Be careful about sharing personal information, including information related to a bleeding disorder on social sites and chat rooms.
- Read the About Us or FAQ sections to learn as much as possible about a site before you post your information. You may also find information in an About Us section on how to request to remove information or a post. If that isn’t stated, make sure to contact them to understand their policy and if they even will remove content if needed.
- Read the user agreement carefully.
- Read the privacy policy before entering your name, address, and any other personal information in a database.
It is important to be an informed user when online. You can use the internet to research treatments, products, protocols, symptoms, etc. Always be aware of the sources from which you are getting your information. Remember that information found online is not always factually accurate. Each person’s situation is unique, and information online does not apply to everyone’s situation. The best way to get accurate information is to bring any questions to your child’s health care provider.

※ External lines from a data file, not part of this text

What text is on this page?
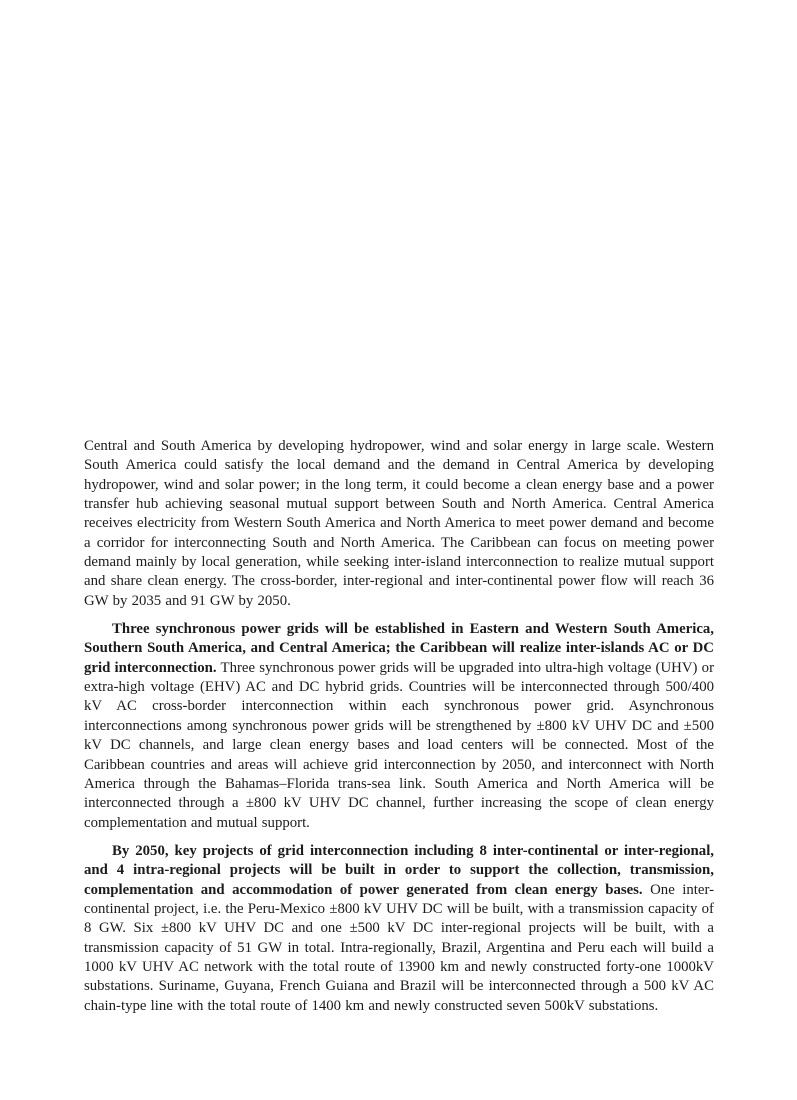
Central and South America by developing hydropower, wind and solar energy in large scale. Western South America could satisfy the local demand and the demand in Central America by developing hydropower, wind and solar power; in the long term, it could become a clean energy base and a power transfer hub achieving seasonal mutual support between South and North America. Central America receives electricity from Western South America and North America to meet power demand and become a corridor for interconnecting South and North America. The Caribbean can focus on meeting power demand mainly by local generation, while seeking inter-island interconnection to realize mutual support and share clean energy. The cross-border, inter-regional and inter-continental power flow will reach 36 GW by 2035 and 91 GW by 2050.

Three synchronous power grids will be established in Eastern and Western South America, Southern South America, and Central America; the Caribbean will realize inter-islands AC or DC grid interconnection. Three synchronous power grids will be upgraded into ultra-high voltage (UHV) or extra-high voltage (EHV) AC and DC hybrid grids. Countries will be interconnected through 500/400 kV AC cross-border interconnection within each synchronous power grid. Asynchronous interconnections among synchronous power grids will be strengthened by ±800 kV UHV DC and ±500 kV DC channels, and large clean energy bases and load centers will be connected. Most of the Caribbean countries and areas will achieve grid interconnection by 2050, and interconnect with North America through the Bahamas–Florida trans-sea link. South America and North America will be interconnected through a ±800 kV UHV DC channel, further increasing the scope of clean energy complementation and mutual support.

By 2050, key projects of grid interconnection including 8 inter-continental or inter-regional, and 4 intra-regional projects will be built in order to support the collection, transmission, complementation and accommodation of power generated from clean energy bases. One inter-continental project, i.e. the Peru-Mexico ±800 kV UHV DC will be built, with a transmission capacity of 8 GW. Six ±800 kV UHV DC and one ±500 kV DC inter-regional projects will be built, with a transmission capacity of 51 GW in total. Intra-regionally, Brazil, Argentina and Peru each will build a 1000 kV UHV AC network with the total route of 13900 km and newly constructed forty-one 1000kV substations. Suriname, Guyana, French Guiana and Brazil will be interconnected through a 500 kV AC chain-type line with the total route of 1400 km and newly constructed seven 500kV substations.
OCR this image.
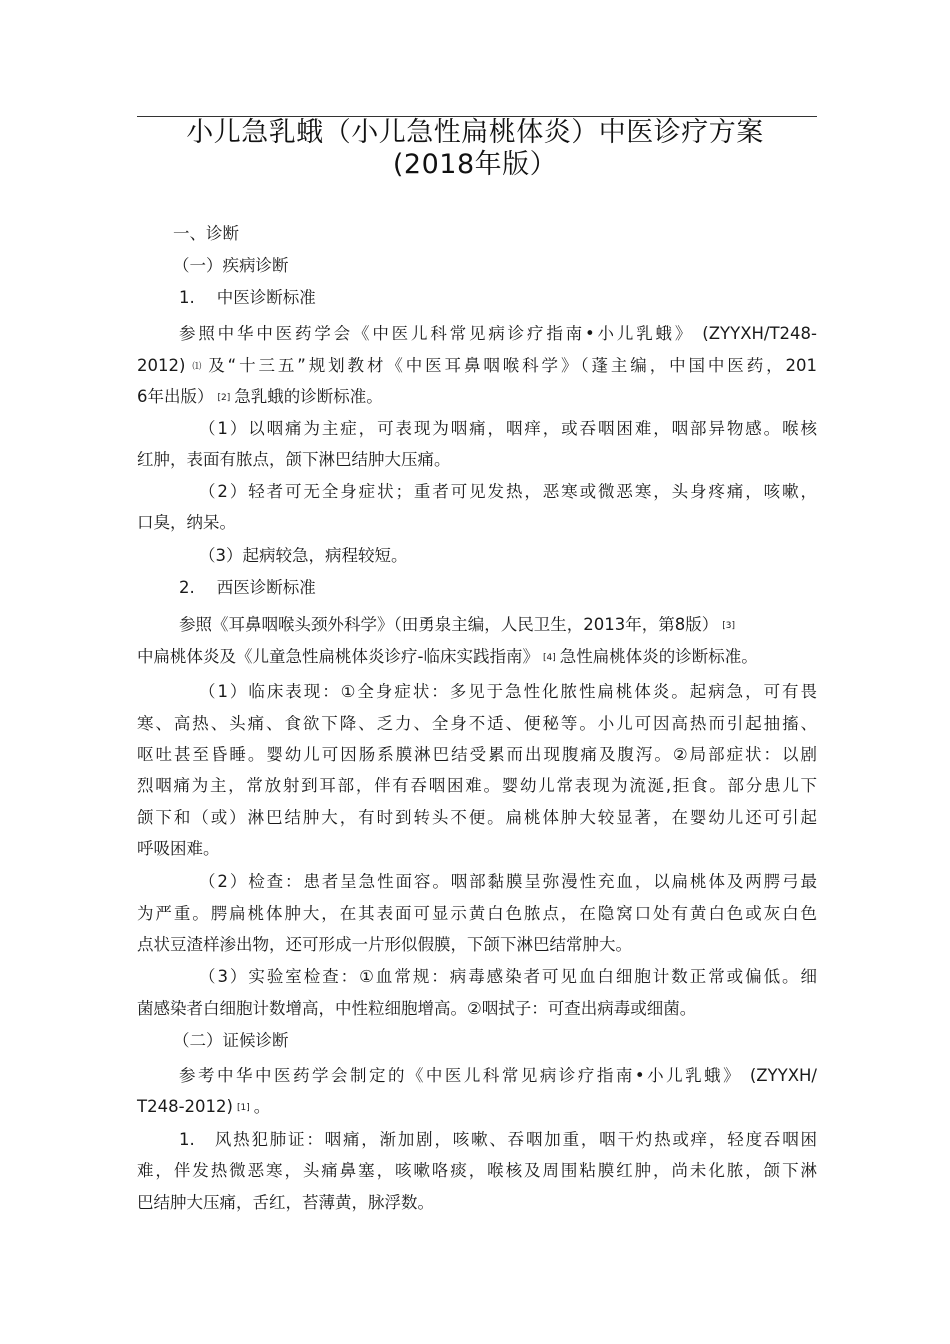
小儿急乳蛾（小儿急性扁桃体炎）中医诊疗方案
(2018年版）
一、诊断
（一）疾病诊断
1. 中医诊断标准
参照中华中医药学会《中医儿科常见病诊疗指南•小儿乳蛾》 (ZYYXH/T248-
2012) ⑴ 及“十三五”规划教材《中医耳鼻咽喉科学》（蓬主编，中国中医药，201
6年出版） [2] 急乳蛾的诊断标准。
（1）以咽痛为主症，可表现为咽痛，咽痒，或吞咽困难，咽部异物感。喉核
红肿，表面有脓点，颌下淋巴结肿大压痛。
（2）轻者可无全身症状；重者可见发热，恶寒或微恶寒，头身疼痛，咳嗽，
口臭，纳呆。
（3）起病较急，病程较短。
2. 西医诊断标准
参照《耳鼻咽喉头颈外科学》（田勇泉主编，人民卫生，2013年，第8版） [3]
中扁桃体炎及《儿童急性扁桃体炎诊疗-临床实践指南》 [4] 急性扁桃体炎的诊断标准。
（1）临床表现：①全身症状：多见于急性化脓性扁桃体炎。起病急，可有畏
寒、高热、头痛、食欲下降、乏力、全身不适、便秘等。小儿可因高热而引起抽搐、
呕吐甚至昏睡。婴幼儿可因肠系膜淋巴结受累而出现腹痛及腹泻。②局部症状：以剧
烈咽痛为主，常放射到耳部，伴有吞咽困难。婴幼儿常表现为流涎,拒食。部分患儿下
颌下和（或）淋巴结肿大，有时到转头不便。扁桃体肿大较显著，在婴幼儿还可引起
呼吸困难。
（2）检查：患者呈急性面容。咽部黏膜呈弥漫性充血，以扁桃体及两腭弓最
为严重。腭扁桃体肿大，在其表面可显示黄白色脓点，在隐窝口处有黄白色或灰白色
点状豆渣样渗出物，还可形成一片形似假膜，下颌下淋巴结常肿大。
（3）实验室检查：①血常规：病毒感染者可见血白细胞计数正常或偏低。细
菌感染者白细胞计数增高，中性粒细胞增高。②咽拭子：可查出病毒或细菌。
（二）证候诊断
参考中华中医药学会制定的《中医儿科常见病诊疗指南•小儿乳蛾》 (ZYYXH/
T248-2012) [1] 。
1.　风热犯肺证：咽痛，渐加剧，咳嗽、吞咽加重，咽干灼热或痒，轻度吞咽困
难，伴发热微恶寒，头痛鼻塞，咳嗽咯痰，喉核及周围粘膜红肿，尚未化脓，颌下淋
巴结肿大压痛，舌红，苔薄黄，脉浮数。
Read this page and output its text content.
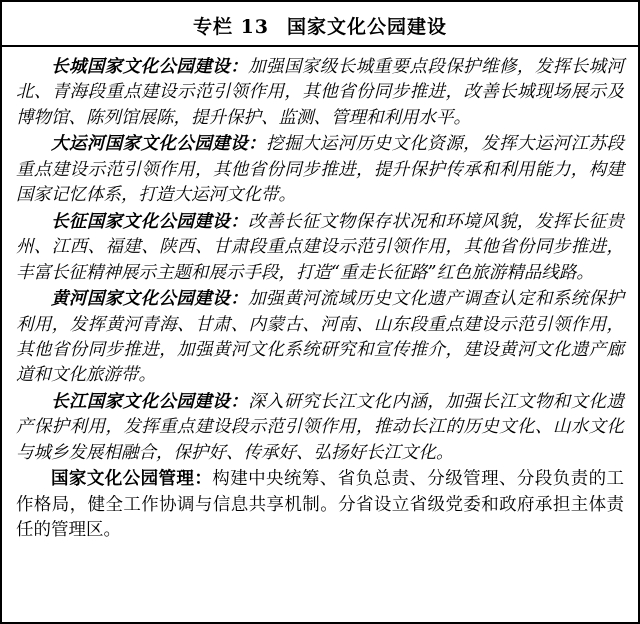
专栏 13 国家文化公园建设

长城国家文化公园建设：加强国家级长城重要点段保护维修，发挥长城河北、青海段重点建设示范引领作用，其他省份同步推进，改善长城现场展示及博物馆、陈列馆展陈，提升保护、监测、管理和利用水平。

大运河国家文化公园建设：挖掘大运河历史文化资源，发挥大运河江苏段重点建设示范引领作用，其他省份同步推进，提升保护传承和利用能力，构建国家记忆体系，打造大运河文化带。

长征国家文化公园建设：改善长征文物保存状况和环境风貌，发挥长征贵州、江西、福建、陕西、甘肃段重点建设示范引领作用，其他省份同步推进，丰富长征精神展示主题和展示手段，打造“重走长征路”红色旅游精品线路。

黄河国家文化公园建设：加强黄河流域历史文化遗产调查认定和系统保护利用，发挥黄河青海、甘肃、内蒙古、河南、山东段重点建设示范引领作用，其他省份同步推进，加强黄河文化系统研究和宣传推介，建设黄河文化遗产廊道和文化旅游带。

长江国家文化公园建设：深入研究长江文化内涵，加强长江文物和文化遗产保护利用，发挥重点建设段示范引领作用，推动长江的历史文化、山水文化与城乡发展相融合，保护好、传承好、弘扬好长江文化。

国家文化公园管理：构建中央统筹、省负总责、分级管理、分段负责的工作格局，健全工作协调与信息共享机制。分省设立省级党委和政府承担主体责任的管理区。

Being able to connect with other parents or caregivers in the bleeding disorder community online is important because they understand what you're going through. It can be helpful to share experiences, learn what others are going through, learn how they overcame challenges, and ask questions like how best to prepare for a Hemophilia Treatment Center (HTC) visit. Especially when talking about treatment, always remember that everyone's experience with a bleeding disorder is specific to them and cannot be applied to everyone. If you have a question about treatment, activities your child can participate in, an emergency, or how to handle a bleed, talk with a health care provider or your child's HTC. If you are concerned, call your HTC or go to the nearest emergency department. Always bring questions or ideas you have about your child’s treatment plan and bleeding disorder to your health care provider. You and your healthcare provider can work together to make the best decisions for your child’s care.